Magnesium. Involved in over 300 enzymatic reactions in the body, including ATP synthesis (energy production), protein synthesis, and nervous system function. Magnesium is also important for sleep quality — its depletion contributes to the poor, unrestorative sleep common after drinking.

Why Standard Hydration Isn't Enough

Drinking water helps, but water alone doesn't replace electrolytes. In fact, drinking large amounts of plain water after significant electrolyte loss can further dilute the electrolyte concentration in your blood — potentially worsening symptoms.

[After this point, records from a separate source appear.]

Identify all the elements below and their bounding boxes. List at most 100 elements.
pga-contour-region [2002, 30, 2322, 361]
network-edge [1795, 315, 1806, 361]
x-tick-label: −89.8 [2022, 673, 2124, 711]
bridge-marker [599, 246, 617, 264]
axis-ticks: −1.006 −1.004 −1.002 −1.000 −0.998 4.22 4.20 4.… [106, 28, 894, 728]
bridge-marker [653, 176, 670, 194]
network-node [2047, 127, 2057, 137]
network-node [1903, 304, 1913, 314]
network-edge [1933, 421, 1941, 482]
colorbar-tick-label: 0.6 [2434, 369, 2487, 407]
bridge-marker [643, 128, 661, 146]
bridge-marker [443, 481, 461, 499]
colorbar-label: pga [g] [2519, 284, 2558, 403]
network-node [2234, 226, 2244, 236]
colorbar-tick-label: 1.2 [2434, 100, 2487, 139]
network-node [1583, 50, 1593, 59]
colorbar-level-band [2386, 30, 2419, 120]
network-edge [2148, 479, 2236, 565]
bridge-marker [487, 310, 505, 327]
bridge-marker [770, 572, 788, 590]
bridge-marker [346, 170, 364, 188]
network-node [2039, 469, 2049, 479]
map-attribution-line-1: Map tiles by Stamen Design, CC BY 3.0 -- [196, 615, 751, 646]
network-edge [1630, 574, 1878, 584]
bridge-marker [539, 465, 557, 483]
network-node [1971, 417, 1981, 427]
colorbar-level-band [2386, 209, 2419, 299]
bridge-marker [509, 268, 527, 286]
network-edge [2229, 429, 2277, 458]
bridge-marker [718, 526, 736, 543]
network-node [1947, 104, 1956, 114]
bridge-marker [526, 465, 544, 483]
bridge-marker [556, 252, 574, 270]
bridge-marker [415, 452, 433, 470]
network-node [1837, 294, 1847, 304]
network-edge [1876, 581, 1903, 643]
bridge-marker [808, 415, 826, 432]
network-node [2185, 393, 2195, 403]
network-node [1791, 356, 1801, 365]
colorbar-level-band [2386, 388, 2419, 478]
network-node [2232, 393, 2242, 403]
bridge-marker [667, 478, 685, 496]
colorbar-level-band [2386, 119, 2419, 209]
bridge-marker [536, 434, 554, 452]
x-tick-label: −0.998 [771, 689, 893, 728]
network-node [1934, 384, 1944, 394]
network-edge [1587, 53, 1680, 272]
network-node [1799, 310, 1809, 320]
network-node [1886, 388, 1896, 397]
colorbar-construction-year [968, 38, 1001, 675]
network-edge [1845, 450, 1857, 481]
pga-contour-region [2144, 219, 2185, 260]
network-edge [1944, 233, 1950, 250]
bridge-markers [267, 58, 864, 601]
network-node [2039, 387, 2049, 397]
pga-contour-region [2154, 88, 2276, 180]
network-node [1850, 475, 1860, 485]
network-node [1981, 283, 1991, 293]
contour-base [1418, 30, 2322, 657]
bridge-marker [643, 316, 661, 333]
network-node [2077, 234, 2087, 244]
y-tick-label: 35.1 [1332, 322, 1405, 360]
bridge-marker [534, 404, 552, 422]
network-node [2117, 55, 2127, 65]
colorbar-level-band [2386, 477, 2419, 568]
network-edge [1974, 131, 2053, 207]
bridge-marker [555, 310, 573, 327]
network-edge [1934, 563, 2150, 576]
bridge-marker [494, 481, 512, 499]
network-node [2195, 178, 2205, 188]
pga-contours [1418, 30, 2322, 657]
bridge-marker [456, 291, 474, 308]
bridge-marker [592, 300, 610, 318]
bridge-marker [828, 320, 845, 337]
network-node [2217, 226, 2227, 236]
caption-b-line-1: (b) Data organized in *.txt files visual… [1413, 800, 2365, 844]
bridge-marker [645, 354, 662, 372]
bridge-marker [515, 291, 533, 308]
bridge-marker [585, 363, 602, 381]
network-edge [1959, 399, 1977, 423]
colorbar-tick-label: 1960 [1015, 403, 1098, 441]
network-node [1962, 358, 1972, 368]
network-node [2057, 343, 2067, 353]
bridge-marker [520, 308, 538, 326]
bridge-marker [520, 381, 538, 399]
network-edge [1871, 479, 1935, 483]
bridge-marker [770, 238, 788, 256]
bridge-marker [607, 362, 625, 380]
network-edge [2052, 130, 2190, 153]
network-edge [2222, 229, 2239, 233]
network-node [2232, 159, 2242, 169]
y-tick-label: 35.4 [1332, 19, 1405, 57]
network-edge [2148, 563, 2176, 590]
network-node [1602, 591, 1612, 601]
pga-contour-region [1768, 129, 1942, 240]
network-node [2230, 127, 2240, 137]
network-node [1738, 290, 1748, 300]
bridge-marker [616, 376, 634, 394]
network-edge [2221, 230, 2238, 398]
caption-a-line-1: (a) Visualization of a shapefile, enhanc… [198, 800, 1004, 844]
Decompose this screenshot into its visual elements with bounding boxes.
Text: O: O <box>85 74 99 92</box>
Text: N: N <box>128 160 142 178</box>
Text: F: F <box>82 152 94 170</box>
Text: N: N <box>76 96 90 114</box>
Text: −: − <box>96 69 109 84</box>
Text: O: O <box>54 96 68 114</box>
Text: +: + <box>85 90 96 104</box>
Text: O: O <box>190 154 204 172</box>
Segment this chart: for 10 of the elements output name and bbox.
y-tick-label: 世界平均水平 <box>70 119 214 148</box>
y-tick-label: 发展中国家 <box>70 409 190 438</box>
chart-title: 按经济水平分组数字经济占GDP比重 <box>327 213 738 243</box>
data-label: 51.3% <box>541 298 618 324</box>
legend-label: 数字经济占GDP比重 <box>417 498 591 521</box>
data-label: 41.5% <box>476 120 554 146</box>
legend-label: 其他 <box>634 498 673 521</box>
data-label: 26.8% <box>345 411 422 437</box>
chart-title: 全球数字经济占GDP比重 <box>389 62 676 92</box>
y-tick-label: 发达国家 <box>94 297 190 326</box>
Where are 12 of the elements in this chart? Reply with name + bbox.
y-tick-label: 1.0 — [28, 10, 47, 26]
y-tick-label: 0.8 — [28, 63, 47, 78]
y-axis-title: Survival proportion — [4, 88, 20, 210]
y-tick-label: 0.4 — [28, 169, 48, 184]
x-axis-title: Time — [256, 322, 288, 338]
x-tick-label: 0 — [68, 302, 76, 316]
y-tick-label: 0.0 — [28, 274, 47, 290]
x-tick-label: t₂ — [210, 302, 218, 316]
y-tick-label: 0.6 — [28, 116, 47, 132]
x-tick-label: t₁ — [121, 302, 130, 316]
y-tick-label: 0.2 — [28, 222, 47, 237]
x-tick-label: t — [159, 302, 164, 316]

Effective rehydration requires replacing the electrolytes alongside the fluid. Sports drinks do this to an extent, but most are formulated for sweat-based loss during exercise — high in sodium, lower in potassium and magnesium. The electrolyte profile of alcohol-induced loss is different.

The Reeva Approach

Reeva includes potassium (as tripotassium citrate) and magnesium (as magnesium gluconate) — both in forms with good bioavailability — alongside sodium from the formula's base. The goal is to pre-load electrolyte reserves before the diuretic effect of alcohol begins, rather than trying to replace them after the fact when absorption may be compromised.

Electrolyte management is one of the less glamorous aspects of the Reeva formula. It's also one of the most important.